Plus, Gold Saps Precious Resources
Gold is the third largest component of India’s import bill beaten only by crude oil and capital goods. Crude keeps the economy running and capital goods help produce other goods, build infrastructure and keep growth rolling. But gold’s contribution to the economy is minuscule. Yet we spent $33.9 billion in 2010-11 to meet 92% of the gold demand. This year, the bill is likely to inflate to $58 billion, according to estimates of the Prime Minister’s Economic Advisory Council (EAC).
Gold Also Further Skews Numbers That Matter
Gold Imports as a % of GDP
1.7 in 2008-09
2.1 in 2009-10
2.0 in 2010-11
3.1 in 2011-12
12% is the estimated proportion of gold in the current year’s import bill of $479 billion. The trade deficit is likely to be $175 billion. If we imported less gold, the trade deficit would be less ugly.

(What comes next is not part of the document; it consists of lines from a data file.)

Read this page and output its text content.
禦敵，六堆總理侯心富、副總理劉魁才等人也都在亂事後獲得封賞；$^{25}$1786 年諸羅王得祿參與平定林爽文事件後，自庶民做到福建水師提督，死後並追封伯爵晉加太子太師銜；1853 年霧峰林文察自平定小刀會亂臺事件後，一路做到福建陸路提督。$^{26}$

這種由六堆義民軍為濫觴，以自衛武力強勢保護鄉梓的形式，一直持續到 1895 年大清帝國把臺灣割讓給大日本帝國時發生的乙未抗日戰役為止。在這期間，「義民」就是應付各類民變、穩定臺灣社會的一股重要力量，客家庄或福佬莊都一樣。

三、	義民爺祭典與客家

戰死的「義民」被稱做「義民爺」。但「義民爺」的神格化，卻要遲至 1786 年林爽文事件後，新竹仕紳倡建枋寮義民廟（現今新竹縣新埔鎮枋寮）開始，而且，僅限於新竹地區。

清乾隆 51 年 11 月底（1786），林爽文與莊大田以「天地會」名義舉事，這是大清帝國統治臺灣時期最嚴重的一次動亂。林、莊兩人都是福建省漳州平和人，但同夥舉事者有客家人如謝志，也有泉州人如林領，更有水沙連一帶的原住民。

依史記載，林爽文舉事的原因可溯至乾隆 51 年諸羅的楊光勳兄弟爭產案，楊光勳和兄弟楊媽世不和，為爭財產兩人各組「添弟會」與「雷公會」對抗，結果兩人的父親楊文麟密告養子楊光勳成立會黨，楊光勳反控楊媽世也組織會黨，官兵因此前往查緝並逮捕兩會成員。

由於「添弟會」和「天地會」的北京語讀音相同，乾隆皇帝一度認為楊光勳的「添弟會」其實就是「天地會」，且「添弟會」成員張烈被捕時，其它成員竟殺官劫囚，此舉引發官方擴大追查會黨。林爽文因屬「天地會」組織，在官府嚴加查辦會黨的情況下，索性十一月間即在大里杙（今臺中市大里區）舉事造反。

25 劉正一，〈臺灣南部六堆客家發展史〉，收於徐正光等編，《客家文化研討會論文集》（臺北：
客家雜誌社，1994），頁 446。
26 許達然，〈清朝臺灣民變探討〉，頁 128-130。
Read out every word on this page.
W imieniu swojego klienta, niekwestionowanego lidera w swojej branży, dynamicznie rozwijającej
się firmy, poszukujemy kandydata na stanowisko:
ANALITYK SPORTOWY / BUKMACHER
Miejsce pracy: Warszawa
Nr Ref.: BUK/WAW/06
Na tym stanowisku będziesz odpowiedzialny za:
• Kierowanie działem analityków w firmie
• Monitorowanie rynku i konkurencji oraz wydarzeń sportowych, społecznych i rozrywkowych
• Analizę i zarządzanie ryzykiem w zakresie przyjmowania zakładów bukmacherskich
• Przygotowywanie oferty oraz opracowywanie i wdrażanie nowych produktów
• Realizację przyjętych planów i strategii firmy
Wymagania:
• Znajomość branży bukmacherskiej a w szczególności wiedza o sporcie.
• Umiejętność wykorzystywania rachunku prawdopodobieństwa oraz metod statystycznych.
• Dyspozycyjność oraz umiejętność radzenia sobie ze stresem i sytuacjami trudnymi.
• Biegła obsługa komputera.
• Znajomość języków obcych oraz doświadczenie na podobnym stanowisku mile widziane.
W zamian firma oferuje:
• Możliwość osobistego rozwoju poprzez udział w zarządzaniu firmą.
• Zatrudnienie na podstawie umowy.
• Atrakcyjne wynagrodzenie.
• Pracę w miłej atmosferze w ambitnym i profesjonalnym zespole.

As a result, the current account deficit would have looked better and reduced depreciation pressure on the rupee. Import of gold also leads to imprudent use of foreign exchange earnings. A Macquaire Research report says the country’s net gold imports widened the current account deficit by 40 to 130 bps between 2007-08 and 2010-11.
So Will Import Duties End India’s Love Affair With Gold?
Unlikely. The World Gold Council believes there may be a very short-term impact on demand. In the long run, this increase will not matter. This is because the fundamental reasons for buying gold jewellery, rooted in Indian culture and weddings, remain unchanged. The demand for gold as an investment, driven by the need to protect against inflation, ease of liquidity and as a monetised asset to secure loans, will also be unaffected.
Some shining factoids
557.75 tonnes – Is RBI’s gold cache. Of this, 265.49 tonnes are held at Bank of England and Bank for International Settlement.
300% – Is the increase in gold holding of ETFs between 2009 and 2011. Now the stockpile is about 30 tonnes.
0.47 grams – Was India’s per capita consumption of gold jewellery in 2011.